SUNDAYS

Starting January 12, 2025.
We are joyfully loyal to King Jesus, and we love to worship the Triune God when we gather together for the Sunday worship service. We warmly welcome you to join us whether or not you follow Christ as the King.

What to Expect

Dress

Some of us dress more formally, some business casual, and some more informally. 

Children

We do not offer childcare staffed with volunteers, but we do have an overflow space for parents or guardians to let small children play quietly. (Parents or guardians are responsible for their children at all times.)

Music

We sing both psalms and hymns—mostly from the hymnal Treasury of Psalms and Hymns. Christians have been singing some of these songs for hundreds of years, and some of the songs are more recent. We emphasize congregational singing with undistracting instrumental accompaniment.
We encourage you to prepare for the upcoming Sunday worship service by listening to and practicing what we plan to sing together:
  • Own copies of the Treasury of Psalms and Hymns so that you can use it to sing psalms and hymns at home.
  • See and listen to our upcoming songs, see the “Sing Your Part” app. If you select “Christ the King Church (Stillwater, MN)” in that app, then you can see and hear what we plan to sing in our upcoming worship service. In the app you can adjust a song’s tempo, and you can adjust the volume of each of the four parts (soprano, alto, tenor, and bass) so that you can hear your part better. (Christ the King Church purchases a family subscription for members. A subscription gives you access to all of the resources in the app—not just the songs that we plan to sing in the upcoming worship service.)
  • Listen to songs from the Treasury of Psalms and Hymns on Youtube.
  • For our upcoming Worship Service Guide, see here. We aim to upload a draft for the upcoming Sunday worship service by 5:00pm each Monday so that families may start practicing those psalms and hymns together on Monday evenings.

Liturgy

When churches meet to worship God, they structure the meeting in a particular way. Some call the structure of a worship service an “order of service” or “order of worship” or “liturgy.” Every church has a liturgy. Along with many other Protestant churches over the centuries, we deliberately order our worship service in a gospel-shaped sequence:
  1. Call to worship. God calls us together to worship, and we praise him in song, in reading Scripture, and in prayer.
  2. Confession. We confess our sins corporately and then pause for a moment of silence for us to confess our sins individually. Then we receive assurance from the word of God that he has cleansed us through Christ’s sacrifice.
  3. Consecration. We devote ourselves to God as he speaks to us and we respond. (Consecration refers to devotion or dedication.) We read a selection from a creed or doctrinal statement, and we may baptize believers and add them (along with believers who have already been baptized) to our church as they confess to follow Jesus and covenant with our church. God speaks to us as a pastor (or a man who meets the qualifications of a pastor) reads, explains, and applies God’s word. We humbly receive God’s word with a posture that is eager to trust and obey God because God’s word is profitable to teach us, reprove us, correct us, and train us in righteousness so that we may be equipped for every good work (2 Tim 3:16–17). We respond with renewed devotion as we sing and give an offering.
  4. Communion. We commune with God and one another as we eat and drink the Lord’s Supper. We conclude by joyfully singing the Doxology to the tune of “Old 100th” while standing with hands raised.
  5. Commission. God blesses us as he sends us out to glorify him in all of life.

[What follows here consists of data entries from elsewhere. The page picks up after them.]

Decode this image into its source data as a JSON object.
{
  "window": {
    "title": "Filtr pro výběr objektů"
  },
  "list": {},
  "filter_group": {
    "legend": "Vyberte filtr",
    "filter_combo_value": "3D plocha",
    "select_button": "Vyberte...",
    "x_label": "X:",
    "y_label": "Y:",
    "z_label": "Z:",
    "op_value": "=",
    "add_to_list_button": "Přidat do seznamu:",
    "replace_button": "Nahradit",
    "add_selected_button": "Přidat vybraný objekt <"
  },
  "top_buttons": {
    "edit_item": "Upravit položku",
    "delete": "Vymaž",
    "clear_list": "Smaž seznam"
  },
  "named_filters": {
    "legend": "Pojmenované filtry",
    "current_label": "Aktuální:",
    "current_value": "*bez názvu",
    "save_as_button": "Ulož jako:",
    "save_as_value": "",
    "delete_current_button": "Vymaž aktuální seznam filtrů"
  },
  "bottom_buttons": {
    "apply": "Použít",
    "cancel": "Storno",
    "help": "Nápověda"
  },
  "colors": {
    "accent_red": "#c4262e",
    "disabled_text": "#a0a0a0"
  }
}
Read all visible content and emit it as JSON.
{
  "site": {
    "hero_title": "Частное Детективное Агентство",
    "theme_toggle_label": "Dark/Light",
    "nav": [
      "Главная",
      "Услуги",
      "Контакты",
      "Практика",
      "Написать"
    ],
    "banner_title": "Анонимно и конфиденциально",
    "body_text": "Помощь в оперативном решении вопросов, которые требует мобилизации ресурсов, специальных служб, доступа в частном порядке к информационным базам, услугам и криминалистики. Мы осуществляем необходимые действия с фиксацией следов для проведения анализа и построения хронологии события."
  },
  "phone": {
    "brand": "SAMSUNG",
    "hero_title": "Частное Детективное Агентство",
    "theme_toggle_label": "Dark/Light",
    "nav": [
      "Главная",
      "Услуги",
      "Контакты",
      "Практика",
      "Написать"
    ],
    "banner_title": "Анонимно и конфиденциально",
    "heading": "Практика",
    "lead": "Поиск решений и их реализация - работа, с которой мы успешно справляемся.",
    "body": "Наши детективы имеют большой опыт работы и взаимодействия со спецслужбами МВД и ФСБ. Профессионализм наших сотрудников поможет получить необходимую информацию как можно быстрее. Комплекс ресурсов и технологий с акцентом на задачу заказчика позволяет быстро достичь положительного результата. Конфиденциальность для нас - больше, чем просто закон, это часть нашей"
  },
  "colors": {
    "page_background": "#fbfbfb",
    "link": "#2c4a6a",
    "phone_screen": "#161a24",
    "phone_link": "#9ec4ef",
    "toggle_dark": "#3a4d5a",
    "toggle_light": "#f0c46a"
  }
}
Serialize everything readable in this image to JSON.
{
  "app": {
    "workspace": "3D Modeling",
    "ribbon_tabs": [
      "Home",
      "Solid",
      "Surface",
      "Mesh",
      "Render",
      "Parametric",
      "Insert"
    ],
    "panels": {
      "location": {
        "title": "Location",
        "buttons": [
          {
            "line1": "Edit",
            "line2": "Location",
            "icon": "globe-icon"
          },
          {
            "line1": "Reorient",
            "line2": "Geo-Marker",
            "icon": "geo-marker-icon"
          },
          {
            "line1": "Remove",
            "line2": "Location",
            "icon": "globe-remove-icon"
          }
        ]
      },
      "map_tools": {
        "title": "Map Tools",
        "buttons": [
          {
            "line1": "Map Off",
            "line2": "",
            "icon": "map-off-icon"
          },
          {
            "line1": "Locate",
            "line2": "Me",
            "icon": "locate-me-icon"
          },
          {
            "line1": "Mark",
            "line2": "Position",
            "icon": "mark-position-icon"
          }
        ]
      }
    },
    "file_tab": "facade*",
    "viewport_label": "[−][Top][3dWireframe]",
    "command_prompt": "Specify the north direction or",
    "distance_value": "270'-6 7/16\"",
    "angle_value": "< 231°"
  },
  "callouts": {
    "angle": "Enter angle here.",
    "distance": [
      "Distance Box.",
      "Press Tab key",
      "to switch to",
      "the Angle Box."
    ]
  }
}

If you are not familiar with the way we structure our worship service, then it may take some time to get accustomed to, and that’s okay. We want our liturgy to reveal and shape what we believe and value. We do not want it to become a mindless ritual. We deliberately follow the same basic structure to remove distractions so that we can focus on encountering God. Here’s how C. S. Lewis puts it:
"Every service is a structure of acts and words through which we receive a sacrament, or repent, or supplicate, or adore. And it enables us to do these things best—if you like, it “works” best—when, through long familiarity, we don’t have to think about it. As long as you notice, and have to count, the steps, you are not yet dancing but only learning to dance. A good shoe is a shoe you don’t notice. Good reading becomes possible when you need not consciously think about eyes, or light, or print, or spelling. The perfect church service would be one we were almost unaware of; our attention would have been on God. But every novelty prevents this. It fixes our attention on the service itself; and thinking about worship is a different thing from worshipping." —C. S. Lewis, Letters to Malcolm: Chiefly on Prayer (London: Geoffrey Bles, 1964), 12.